Joan A. Steitz


Joan Elaine Argetsinger Steitz is Sterling Professor of Molecular Biophysics and Biochemistry at Yale University and Investigator at the Howard Hughes Medical Institute. She is known for her discoveries involving RNA, including ground-breaking insights into how ribosomes interact with messenger RNA by complementary base pairing and that introns are spliced by small nuclear ribonucleic proteins, which occur in eukaryotes. In September, 2018, Steitz won the Lasker-Koshland Award for Special Achievement in Medical Science. The Lasker award is often referred to as the 'American Nobel' because 87 of the former recipients have gone on to win Nobel prizes.

Early life and education

Steitz was born in Minneapolis, Minnesota. She grew up in Minnesota in the 1950s and 60s at a time when there were no female role models in molecular biology. She attended the then all-girls Northrop College for high school.
In 1963, Steitz received her Bachelor of Science degree in chemistry from Antioch College, Ohio, where she first became interested in molecular biology at Alex Rich's Massachusetts Institute of Technology laboratory as an Antioch "coop" intern.
After completing her undergraduate degree, Steitz applied to medical school rather than graduate school since she knew of female medical doctors but not women scientists. She was accepted to Harvard Medical School, but having been excited by a summer working as a bench scientist in the laboratory of Joseph Gall at the University of Minnesota, she declined the invitation to Harvard Medical School and instead applied to Harvard's new program in biochemistry and molecular biology.
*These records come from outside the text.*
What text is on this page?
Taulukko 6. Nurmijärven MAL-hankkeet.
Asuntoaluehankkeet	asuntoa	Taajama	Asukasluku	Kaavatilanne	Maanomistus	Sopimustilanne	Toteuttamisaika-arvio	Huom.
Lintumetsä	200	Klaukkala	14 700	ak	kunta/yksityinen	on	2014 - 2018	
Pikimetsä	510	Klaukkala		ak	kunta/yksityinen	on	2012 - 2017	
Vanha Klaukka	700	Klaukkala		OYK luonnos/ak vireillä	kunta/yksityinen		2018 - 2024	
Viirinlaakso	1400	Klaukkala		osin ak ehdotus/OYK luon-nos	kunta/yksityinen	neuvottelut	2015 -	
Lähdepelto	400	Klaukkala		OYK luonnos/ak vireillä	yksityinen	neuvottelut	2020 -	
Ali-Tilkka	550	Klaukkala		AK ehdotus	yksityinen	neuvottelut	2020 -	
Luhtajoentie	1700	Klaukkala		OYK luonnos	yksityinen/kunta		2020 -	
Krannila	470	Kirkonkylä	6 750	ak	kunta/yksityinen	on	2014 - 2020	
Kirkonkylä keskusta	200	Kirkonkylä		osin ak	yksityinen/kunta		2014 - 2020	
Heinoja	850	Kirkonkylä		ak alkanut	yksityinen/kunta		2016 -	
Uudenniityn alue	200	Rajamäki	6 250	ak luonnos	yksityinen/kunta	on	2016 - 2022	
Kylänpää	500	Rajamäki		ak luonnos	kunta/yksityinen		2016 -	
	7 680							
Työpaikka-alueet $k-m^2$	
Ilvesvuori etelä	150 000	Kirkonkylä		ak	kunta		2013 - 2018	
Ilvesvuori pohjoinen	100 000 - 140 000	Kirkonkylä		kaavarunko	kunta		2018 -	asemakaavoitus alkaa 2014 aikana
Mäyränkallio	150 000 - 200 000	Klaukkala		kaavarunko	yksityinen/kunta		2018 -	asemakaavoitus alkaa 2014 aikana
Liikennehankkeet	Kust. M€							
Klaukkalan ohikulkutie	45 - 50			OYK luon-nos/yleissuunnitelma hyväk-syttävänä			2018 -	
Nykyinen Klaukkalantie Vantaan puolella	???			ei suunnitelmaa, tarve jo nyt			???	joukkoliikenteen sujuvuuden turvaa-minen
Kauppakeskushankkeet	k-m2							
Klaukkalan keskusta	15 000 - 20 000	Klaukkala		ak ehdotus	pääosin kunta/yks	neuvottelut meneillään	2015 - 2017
There, she was the first female graduate student to join the laboratory of Nobel Laureate James Watson, with whom she first worked on bacteriophage RNA.

Career

Steitz completed postdoctoral research at the Medical Research Council Laboratory of Molecular Biology at the University of Cambridge, where she collaborated with Francis Crick, Sydney Brenner, and Mark Bretscher. At the LMB, Steitz focused on the question of how bacteria know where to start the "reading frame" on mRNA. In the process, Steitz discovered the exact sequences on a mature RNA virus encoding three proteins where the virus mRNA binds bacterial ribosomes to produce proteins. In 1969 she published a seminal paper in Nature showing the nucleotide sequence of the binding start points.
In 1970, Steitz joined the faculty at Yale. In 1975, she published a research finding for which she is widely known, demonstrating that ribosomes use complementary base pairing to identify the start site on mRNA.
In 1980, Steitz in collaboration with Michael Lerner published another critical paper, using immunoprecipitation with human antibodies from patients with autoimmunity to isolate and identify the novel entities snRNPs and detect their role in splicing. A snRNP is a specific short length of RNA, around 150 nucleotides long, associated with protein, that is involved in splicing introns out of newly transcribed RNA, a component of the spliceosomes. Steitz's paper "set the field ahead by light years and heralded the avalanche of small RNAs that have since been discovered to play a role in multiple steps in RNA biosynthesis," noted Susan Berget.
Steitz later discovered another kind of snRNP particle, the snoRNP, involved in an important minority of mRNA splicing reactions. Via analysis of the genetic locations of the genes for snoRNPs, she demonstrated conclusively that introns are not "junk DNA" as they had often been described. Her work helps explain the phenomenon of "alternative RNA splicing." Her discovery of the snRNPs and snoRNPs explains a mysterious finding: humans have only double the number of genes of a fruit fly. "The reason we can get away with so few genes is that when you have these bits of nonsense, you can splice them out in different ways," she said. "Sometimes you can get rid of things and add things because of this splicing process so that each gene has slightly different protein products that can do slightly different things. So it multiplies up the information content in each of our genes."
Steitz's research may yield new insights into the diagnosis and treatment of autoimmune disorders such as lupus, which develop when patients make anti-nuclear antibodies against their own DNA, snRNPs, or ribosomes.
Steitz has commented on the sexist treatment of women in science, noting that a woman scientist needs to be twice as good for half the pay. She has been a "tireless promoter of women in science," noted Christine Guthrie, who described Steitz as "one of the greatest scientists of our generation."
Steitz has served in numerous professional capacities, including as scientific director of the Jane Coffin Childs Memorial Fund for Medical Research and as editorial board member of Genes & Development.

Personal life

Steitz married Thomas Steitz, also Sterling Professor of Molecular Biophysics and Biochemistry at Yale and the 2009 Nobel Prize in Chemistry laureate, in 1966. They have one son, Jon.